As a business owner, it’s essential to understand the tax implications of meal expenses provided by IRS guidelines. There is often confusion about what is 100% deductible and what is 50% deductible. In this article, we will clarify the differences and provide examples of both types of deductions, as well as highlight non-deductible meals. By understanding these distinctions, you can take a bite out of your tax bill every time you go for a meal.

100 Percent Deductions

The following meal expenses can be 100% deductible:

1. Meals provided on the employer’s premises for the employer’s convenience, if more than 50 percent of the employees are furnished meals for the employer’s convenience.

2. Marketing activities that are made available to the general public, such as food samples or promotional events.

3. Employer-provided social/recreational expenses primarily for the benefit of employees who are not highly compensated, such as a summer picnic or holiday party.

4. Business gifts up to $25 to any one individual per tax year.

50 Percent Deductions

The following meal expenses can be 50% deductible:

1. Lunch with a customer, client, or employee associated with business discussions or activities.

2. Room rental for a dinner or cocktail party, assuming the event meets the business relation test – the reason for the business expense must be traced back to the dinner or cocktail party (doctrine of origin).

The Naughty List – Non-Deductible Meals

The following meal expenses are non-deductible:

1. Lunch with a customer, client, or employee without a business purpose or discussion.

2. Ticket price for a sporting event that you do not attend.

3. Club dues, such as country clubs, golf, and athletic clubs.

4. Lavish or extravagant entertainment expenses.

Key Planning Insight

It’s important to note that entertainment deductions are eliminated. When there are occurrences where both meal and entertainment expenses are present, you should separate these items so that you can properly deduct your meals.

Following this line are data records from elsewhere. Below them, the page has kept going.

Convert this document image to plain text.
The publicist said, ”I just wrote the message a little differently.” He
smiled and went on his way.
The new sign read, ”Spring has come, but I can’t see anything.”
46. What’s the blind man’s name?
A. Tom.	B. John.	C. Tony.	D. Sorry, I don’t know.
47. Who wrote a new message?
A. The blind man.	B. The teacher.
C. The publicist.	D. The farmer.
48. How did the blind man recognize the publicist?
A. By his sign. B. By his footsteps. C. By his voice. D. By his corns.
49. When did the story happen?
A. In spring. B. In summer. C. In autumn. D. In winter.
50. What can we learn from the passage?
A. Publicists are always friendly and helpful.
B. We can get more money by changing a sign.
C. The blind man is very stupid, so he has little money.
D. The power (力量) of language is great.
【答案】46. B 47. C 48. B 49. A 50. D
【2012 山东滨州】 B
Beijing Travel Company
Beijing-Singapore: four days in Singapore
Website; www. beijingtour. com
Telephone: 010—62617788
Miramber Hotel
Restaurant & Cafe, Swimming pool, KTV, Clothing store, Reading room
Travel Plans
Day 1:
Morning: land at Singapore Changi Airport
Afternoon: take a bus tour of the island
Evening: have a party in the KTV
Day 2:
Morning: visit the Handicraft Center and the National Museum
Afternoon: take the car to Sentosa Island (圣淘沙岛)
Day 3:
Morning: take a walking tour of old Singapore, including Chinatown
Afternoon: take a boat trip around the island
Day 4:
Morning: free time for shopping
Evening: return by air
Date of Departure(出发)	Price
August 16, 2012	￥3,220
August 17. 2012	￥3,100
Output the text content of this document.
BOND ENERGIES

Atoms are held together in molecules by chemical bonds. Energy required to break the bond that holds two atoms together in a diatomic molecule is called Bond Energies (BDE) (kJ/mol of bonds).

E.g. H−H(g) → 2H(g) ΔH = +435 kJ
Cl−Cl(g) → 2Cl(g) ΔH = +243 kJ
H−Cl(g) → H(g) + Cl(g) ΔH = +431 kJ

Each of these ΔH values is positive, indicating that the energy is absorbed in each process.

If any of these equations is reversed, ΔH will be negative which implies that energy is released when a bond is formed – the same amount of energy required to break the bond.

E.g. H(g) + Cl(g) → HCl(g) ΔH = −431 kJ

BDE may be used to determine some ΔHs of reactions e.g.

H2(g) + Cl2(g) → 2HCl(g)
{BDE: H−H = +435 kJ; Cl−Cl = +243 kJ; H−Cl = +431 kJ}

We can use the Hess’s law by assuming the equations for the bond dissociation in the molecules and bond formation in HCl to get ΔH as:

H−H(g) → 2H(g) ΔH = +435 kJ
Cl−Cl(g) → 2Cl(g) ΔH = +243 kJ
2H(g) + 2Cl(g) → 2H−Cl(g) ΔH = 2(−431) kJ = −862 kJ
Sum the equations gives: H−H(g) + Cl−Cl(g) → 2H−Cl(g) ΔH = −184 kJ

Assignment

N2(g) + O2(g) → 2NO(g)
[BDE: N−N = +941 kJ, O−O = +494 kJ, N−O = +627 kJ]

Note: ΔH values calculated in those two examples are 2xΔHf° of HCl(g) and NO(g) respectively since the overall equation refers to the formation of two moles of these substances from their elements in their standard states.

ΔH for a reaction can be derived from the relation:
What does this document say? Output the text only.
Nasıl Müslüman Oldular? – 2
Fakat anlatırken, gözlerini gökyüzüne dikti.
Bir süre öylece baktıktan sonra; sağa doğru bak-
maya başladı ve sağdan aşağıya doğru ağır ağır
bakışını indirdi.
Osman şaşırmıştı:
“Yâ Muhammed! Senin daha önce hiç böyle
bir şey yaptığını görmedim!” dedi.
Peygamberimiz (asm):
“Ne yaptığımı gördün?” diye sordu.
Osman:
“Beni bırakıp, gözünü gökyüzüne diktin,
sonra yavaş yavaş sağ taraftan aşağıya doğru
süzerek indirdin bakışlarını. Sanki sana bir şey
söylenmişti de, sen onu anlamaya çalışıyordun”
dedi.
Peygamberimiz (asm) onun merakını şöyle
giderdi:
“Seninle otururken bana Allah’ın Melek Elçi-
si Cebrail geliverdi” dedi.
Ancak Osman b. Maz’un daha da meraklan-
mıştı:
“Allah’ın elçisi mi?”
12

Understanding the differences between 100% deductible, 50% deductible, and non-deductible meal expenses is crucial for maximizing your tax savings. By keeping accurate records and categorizing your meal expenses appropriately, you can reduce your tax bill and make the most of your business deductions. As always, consult with a qualified tax professional to ensure you are accurately claiming eligible deductions and staying compliant with tax regulations.